Are nematodes still somehow perceiving the blue color of the toxin anyway? Researchers from MIT and Yale (D. Dipon Ghosh, Dongyeop Lee, Xin Jin, H. Robert Horvitz, and Michael Nitabach) have determined that the answer is yes, meaning nematodes are detecting color with a means we did not know existed.
Horvitz said:
"It's amazing to me that a tiny worm—with neither eyes nor the molecular machinery used by eyes to detect colors—can identify and avoid a toxic bacterium based, in part, on its blue color. One of the joys of being a biologist is the opportunity to discover things about nature that no one has ever imagined before."
They found that nematodes will flee from these blue bacteria, and even from the pigment itself, but only in the presence of white light. That is, only when blue appears blue. Nematodes won’t flee from many other colorless toxins, but if you add blue pigment, they will. Interestingly, they won’t flee from nontoxic blue pigments alone. So somehow they can tell if something is toxic AND blue.
These researchers wanted to find out what the nematodes were sensing. When white light gets filtered through a blue pigment, the longer wavelengths (red, orange, yellow) are absorbed, so the light you see looks blue.
So they put the incoming light through filters that allowed only long or short wavelengths through, and they found that the nematodes weren’t sensing “blue” in either case. Even in blue light, the “blue” signal from pyocyanin wasn’t getting to the nematodes.
They found that the incoming light needed to include both blue and yellow.
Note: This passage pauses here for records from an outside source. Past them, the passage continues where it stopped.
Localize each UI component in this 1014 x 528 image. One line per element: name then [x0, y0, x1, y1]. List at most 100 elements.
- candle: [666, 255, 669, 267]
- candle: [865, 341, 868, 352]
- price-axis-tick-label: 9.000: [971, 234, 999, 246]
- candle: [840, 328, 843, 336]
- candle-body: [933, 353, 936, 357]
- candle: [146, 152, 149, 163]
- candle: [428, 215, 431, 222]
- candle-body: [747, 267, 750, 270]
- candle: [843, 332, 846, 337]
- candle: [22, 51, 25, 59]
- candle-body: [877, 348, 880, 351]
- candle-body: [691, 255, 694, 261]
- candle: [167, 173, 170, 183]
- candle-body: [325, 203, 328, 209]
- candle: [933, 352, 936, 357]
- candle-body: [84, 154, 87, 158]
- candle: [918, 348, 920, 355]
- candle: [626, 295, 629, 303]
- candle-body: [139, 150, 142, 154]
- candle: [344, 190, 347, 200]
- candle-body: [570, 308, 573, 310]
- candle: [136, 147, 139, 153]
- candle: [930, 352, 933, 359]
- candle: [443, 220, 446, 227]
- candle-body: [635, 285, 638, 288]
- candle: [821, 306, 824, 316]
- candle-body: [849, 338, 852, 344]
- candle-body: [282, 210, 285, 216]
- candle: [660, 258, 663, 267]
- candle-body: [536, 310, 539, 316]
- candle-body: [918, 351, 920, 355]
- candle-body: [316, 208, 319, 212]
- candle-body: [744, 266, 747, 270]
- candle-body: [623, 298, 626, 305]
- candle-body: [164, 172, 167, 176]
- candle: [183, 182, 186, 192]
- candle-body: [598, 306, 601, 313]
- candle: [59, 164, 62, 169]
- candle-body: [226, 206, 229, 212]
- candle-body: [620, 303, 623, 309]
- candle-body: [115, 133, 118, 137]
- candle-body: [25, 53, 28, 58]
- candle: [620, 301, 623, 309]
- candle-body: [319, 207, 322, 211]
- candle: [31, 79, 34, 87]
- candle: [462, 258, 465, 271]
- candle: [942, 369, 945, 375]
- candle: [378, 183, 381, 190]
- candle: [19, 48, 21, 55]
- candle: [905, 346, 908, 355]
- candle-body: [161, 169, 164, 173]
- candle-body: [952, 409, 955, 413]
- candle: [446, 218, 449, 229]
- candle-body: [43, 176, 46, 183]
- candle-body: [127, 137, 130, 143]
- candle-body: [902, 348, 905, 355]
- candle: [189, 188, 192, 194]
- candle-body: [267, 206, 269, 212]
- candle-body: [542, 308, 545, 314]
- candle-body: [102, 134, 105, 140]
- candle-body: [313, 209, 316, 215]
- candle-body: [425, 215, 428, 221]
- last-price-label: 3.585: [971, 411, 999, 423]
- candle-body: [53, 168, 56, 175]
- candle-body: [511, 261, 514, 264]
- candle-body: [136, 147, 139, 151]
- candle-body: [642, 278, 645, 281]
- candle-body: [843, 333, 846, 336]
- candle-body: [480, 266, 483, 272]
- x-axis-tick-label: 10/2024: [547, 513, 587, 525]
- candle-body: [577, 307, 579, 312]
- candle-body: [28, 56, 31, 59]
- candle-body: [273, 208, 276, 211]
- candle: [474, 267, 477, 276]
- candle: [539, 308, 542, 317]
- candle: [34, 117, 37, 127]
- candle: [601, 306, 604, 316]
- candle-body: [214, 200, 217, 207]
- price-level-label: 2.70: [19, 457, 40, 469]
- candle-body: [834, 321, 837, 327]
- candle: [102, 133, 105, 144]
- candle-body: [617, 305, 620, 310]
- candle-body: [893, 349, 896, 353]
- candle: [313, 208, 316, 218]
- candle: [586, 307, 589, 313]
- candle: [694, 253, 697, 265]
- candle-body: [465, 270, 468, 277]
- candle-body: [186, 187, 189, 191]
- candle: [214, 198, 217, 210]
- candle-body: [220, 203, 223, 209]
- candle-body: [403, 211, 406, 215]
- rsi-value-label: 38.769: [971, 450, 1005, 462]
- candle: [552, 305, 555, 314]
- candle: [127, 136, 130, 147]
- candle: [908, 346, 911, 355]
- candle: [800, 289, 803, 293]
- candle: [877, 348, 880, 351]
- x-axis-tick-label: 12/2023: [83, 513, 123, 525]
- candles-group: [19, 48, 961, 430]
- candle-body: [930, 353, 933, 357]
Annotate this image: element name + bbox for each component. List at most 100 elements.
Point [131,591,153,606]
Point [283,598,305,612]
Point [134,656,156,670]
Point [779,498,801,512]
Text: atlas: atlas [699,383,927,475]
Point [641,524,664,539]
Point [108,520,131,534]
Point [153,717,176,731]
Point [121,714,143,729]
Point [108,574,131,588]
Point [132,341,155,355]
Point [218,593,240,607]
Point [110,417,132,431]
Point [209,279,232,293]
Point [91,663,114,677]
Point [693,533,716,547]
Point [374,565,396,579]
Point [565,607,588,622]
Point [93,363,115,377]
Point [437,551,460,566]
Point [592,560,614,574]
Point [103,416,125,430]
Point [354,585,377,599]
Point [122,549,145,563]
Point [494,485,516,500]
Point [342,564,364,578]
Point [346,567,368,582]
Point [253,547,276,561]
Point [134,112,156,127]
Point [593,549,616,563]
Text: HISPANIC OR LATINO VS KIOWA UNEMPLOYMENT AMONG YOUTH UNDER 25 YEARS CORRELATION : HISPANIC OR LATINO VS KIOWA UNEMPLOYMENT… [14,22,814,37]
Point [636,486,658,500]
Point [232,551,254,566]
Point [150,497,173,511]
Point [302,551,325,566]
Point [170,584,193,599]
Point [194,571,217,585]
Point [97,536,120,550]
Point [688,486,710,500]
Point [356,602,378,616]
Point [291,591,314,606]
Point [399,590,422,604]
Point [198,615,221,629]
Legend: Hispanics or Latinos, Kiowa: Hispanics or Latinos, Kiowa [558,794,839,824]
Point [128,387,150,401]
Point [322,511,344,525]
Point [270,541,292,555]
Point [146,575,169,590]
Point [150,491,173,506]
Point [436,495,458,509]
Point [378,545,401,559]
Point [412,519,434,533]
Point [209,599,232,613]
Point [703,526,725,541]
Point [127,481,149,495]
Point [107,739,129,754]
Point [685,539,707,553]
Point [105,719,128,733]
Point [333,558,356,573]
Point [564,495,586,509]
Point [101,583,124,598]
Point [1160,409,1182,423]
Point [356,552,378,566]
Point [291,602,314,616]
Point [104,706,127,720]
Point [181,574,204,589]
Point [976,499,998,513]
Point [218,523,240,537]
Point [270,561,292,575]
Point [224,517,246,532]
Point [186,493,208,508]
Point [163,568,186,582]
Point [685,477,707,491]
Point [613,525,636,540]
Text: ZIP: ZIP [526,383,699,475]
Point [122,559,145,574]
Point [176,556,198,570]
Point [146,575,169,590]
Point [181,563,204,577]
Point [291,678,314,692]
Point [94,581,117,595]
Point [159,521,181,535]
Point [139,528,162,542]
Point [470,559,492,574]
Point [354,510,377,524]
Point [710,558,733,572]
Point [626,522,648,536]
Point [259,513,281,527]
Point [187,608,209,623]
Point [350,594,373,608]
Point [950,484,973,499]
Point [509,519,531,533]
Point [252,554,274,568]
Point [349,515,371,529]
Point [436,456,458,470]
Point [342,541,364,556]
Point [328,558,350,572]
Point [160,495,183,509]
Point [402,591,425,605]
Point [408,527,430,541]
They could eliminate red light and it would still work, but the filters couldn’t get any tighter than that. So it seemed the nematodes were maybe sensing the ratio of yellow light to blue light. A blue pigment would interrupt the yellow but leave the blue, and maybe that’s what the nematodes needed to “see”.
So then they came up with a clever test: They’d put a colorless toxin (octanol) out for the nematodes, and then shine light on it with different ratios of yellow to blue, but with the same total light intensity. The more yellow you add to blue, the closer it gets to white light:
They found that the nematodes would only avoid the octanol if the blue:yellow light ratio was between 4:1 and 12:1; in other words, if the yellow light were reduced but not eliminated.
They also found that it worked the other way, too: when the blue light was reduced in a similar way, the nematodes would avoid the octanol. To you and me, that color would look orangish or yellowish. Well, it just so happens that Pseudomonas makes oxidizing pigments that are orangish and yellowish, too:
That suggests that nematodes would avoid these as well, by knowing that something was “off” in the ratio of blue to yellow that they could “see”.
Dipon Ghosh remarked:
“[Nematodes are] actually comparing ratios of wavelengths, and using that information to make decisions. And that, I think, was completely surprising and unexpected.”
So far, it appears that the jkk-1 and lec-3 genes are needed for this response, and neither has anything to do with conventional vision or opsins. A quick search on BLAST shows that human beings have genes that resemble both of these, but who knows exactly what we do with them?
If we can figure out how the nematode is sensing color, the fact that it’s an entirely new mechanism makes me think there will be practical applications. But more than that, it reminds us that there’s much, much more going on in nature than we’ll ever comprehend, even within ourselves.
But one thing we do know now: if you’re a bacterium, a nematode knows when you’re blue.